Rosie no quería hablar más alto; quería colgar. Pero no podía. Porque si Anna tenía razón, Bill también podía estar en peligro, en un grave peligro. Si es que cierta persona consideraba que estaba un poco demasiado cerca de ella. Carraspeó y volvió a intentarlo.

—Bill, soy Rosie.

—Rosie —exclamó él complacido—. Eh, ¿cómo estás?

El placer sincero y sencillo que delataba su voz no hizo más que empeorar las cosas; de repente tuvo la sensación de que alguien le estaba retorciendo un cuchillo en las entrañas.

—No puedo salir contigo el sábado —dijo Rosie a toda prisa; las lágrimas le rodaban por las mejillas, brotando de sus párpados como grasa caliente y desagradable—. No puedo salir contigo nunca más. Estaba loca al creer que podía.

—¡Pues claro que puedes salir conmigo! ¡Por el amor de Dios, Rosie! ¿De qué estás hablando?

El pánico que se traslucía en su voz, no enfado, como había esperado a medias, sino pánico, era terrible, pero en cierto modo, la extrañeza que detectó en él era peor. No podía soportarla.

—No me llames ni vengas a verme —le dijo.

De repente vio a Norman con espantosa claridad, de pie frente a su edificio, bajo la lluvia, con el cuello del abrigo subido y una farola iluminándole débilmente la parte inferior del rostro, ahí de pie como uno de los villanos crueles e infernales que salían en las novelas de «Richard Racine».

—Rosie, no entiendo…

—Lo sé, y es mejor así —lo atajó ella con voz temblorosa, a punto de quebrarse—. Manténte alejado de mí, Bill.

Colgó a toda prisa, se quedó mirando el teléfono por unos instantes y luego profirió un grito estridente, agonizante. Se apartó el teléfono del regazo con el dorso de la mano. El aparato salió despedido hasta agotar el cable y cayó al suelo; el zumbido de la línea abierta se parecía sorprendentemente al zumbido de los grillos que la habían acunado el lunes por la noche. De repente no pudo aguantar aquel sonido, sintió que si lo oía aunque sólo fuera otros treinta segundos le partiría los oídos en dos. Se levantó, se acercó a la pared, se agachó y arrancó la clavija de la caja. Cuando intentó incorporarse, las piernas se negaron a sostenerla. Se quedó sentada en el suelo, se cubrió el rostro con las manos y dejó que las lágrimas se apoderaran de ella. De hecho, no tenía elección.

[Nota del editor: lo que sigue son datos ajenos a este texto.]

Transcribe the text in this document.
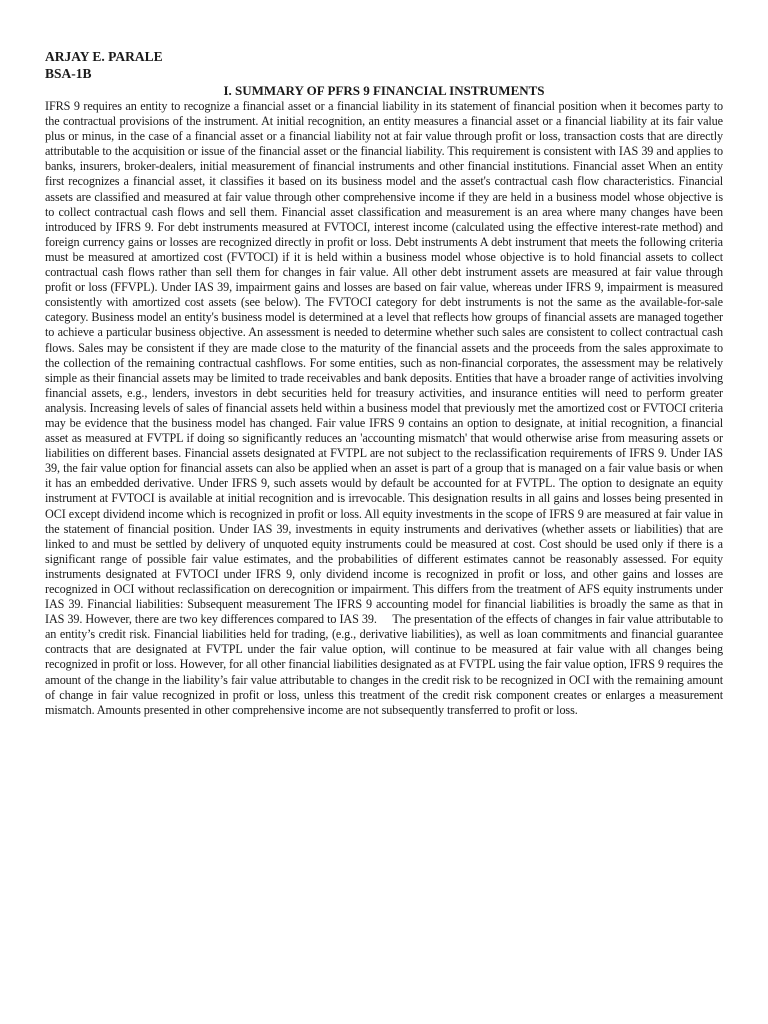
ARJAY E. PARALE
BSA-1B
I. SUMMARY OF PFRS 9 FINANCIAL INSTRUMENTS

IFRS 9 requires an entity to recognize a financial asset or a financial liability in its statement of financial position when it becomes party to the contractual provisions of the instrument. At initial recognition, an entity measures a financial asset or a financial liability at its fair value plus or minus, in the case of a financial asset or a financial liability not at fair value through profit or loss, transaction costs that are directly attributable to the acquisition or issue of the financial asset or the financial liability. This requirement is consistent with IAS 39 and applies to banks, insurers, broker-dealers, initial measurement of financial instruments and other financial institutions. Financial asset When an entity first recognizes a financial asset, it classifies it based on its business model and the asset's contractual cash flow characteristics. Financial assets are classified and measured at fair value through other comprehensive income if they are held in a business model whose objective is to collect contractual cash flows and sell them. Financial asset classification and measurement is an area where many changes have been introduced by IFRS 9. For debt instruments measured at FVTOCI, interest income (calculated using the effective interest-rate method) and foreign currency gains or losses are recognized directly in profit or loss. Debt instruments A debt instrument that meets the following criteria must be measured at amortized cost (FVTOCI) if it is held within a business model whose objective is to hold financial assets to collect contractual cash flows rather than sell them for changes in fair value. All other debt instrument assets are measured at fair value through profit or loss (FFVPL). Under IAS 39, impairment gains and losses are based on fair value, whereas under IFRS 9, impairment is measured consistently with amortized cost assets (see below). The FVTOCI category for debt instruments is not the same as the available-for-sale category. Business model an entity's business model is determined at a level that reflects how groups of financial assets are managed together to achieve a particular business objective. An assessment is needed to determine whether such sales are consistent to collect contractual cash flows. Sales may be consistent if they are made close to the maturity of the financial assets and the proceeds from the sales approximate to the collection of the remaining contractual cashflows. For some entities, such as non-financial corporates, the assessment may be relatively simple as their financial assets may be limited to trade receivables and bank deposits. Entities that have a broader range of activities involving financial assets, e.g., lenders, investors in debt securities held for treasury activities, and insurance entities will need to perform greater analysis. Increasing levels of sales of financial assets held within a business model that previously met the amortized cost or FVTOCI criteria may be evidence that the business model has changed. Fair value IFRS 9 contains an option to designate, at initial recognition, a financial asset as measured at FVTPL if doing so significantly reduces an 'accounting mismatch' that would otherwise arise from measuring assets or liabilities on different bases. Financial assets designated at FVTPL are not subject to the reclassification requirements of IFRS 9. Under IAS 39, the fair value option for financial assets can also be applied when an asset is part of a group that is managed on a fair value basis or when it has an embedded derivative. Under IFRS 9, such assets would by default be accounted for at FVTPL. The option to designate an equity instrument at FVTOCI is available at initial recognition and is irrevocable. This designation results in all gains and losses being presented in OCI except dividend income which is recognized in profit or loss. All equity investments in the scope of IFRS 9 are measured at fair value in the statement of financial position. Under IAS 39, investments in equity instruments and derivatives (whether assets or liabilities) that are linked to and must be settled by delivery of unquoted equity instruments could be measured at cost. Cost should be used only if there is a significant range of possible fair value estimates, and the probabilities of different estimates cannot be reasonably assessed. For equity instruments designated at FVTOCI under IFRS 9, only dividend income is recognized in profit or loss, and other gains and losses are recognized in OCI without reclassification on derecognition or impairment. This differs from the treatment of AFS equity instruments under IAS 39. Financial liabilities: Subsequent measurement The IFRS 9 accounting model for financial liabilities is broadly the same as that in IAS 39. However, there are two key differences compared to IAS 39. The presentation of the effects of changes in fair value attributable to an entity’s credit risk. Financial liabilities held for trading, (e.g., derivative liabilities), as well as loan commitments and financial guarantee contracts that are designated at FVTPL under the fair value option, will continue to be measured at fair value with all changes being recognized in profit or loss. However, for all other financial liabilities designated as at FVTPL using the fair value option, IFRS 9 requires the amount of the change in the liability’s fair value attributable to changes in the credit risk to be recognized in OCI with the remaining amount of change in fair value recognized in profit or loss, unless this treatment of the credit risk component creates or enlarges a measurement mismatch. Amounts presented in other comprehensive income are not subsequently transferred to profit or loss.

Anna había repetido una y otra vez que no estaba segura, que Rosie tampoco podía estar segura, sospechara lo que sospechase. Pero Rosie estaba segura. Era Norman. Norman estaba allí, Norman había perdido la poca cordura que le quedaba, Norman había matado al ex marido de Anna, Peter Slowik, y Norman la estaba buscando.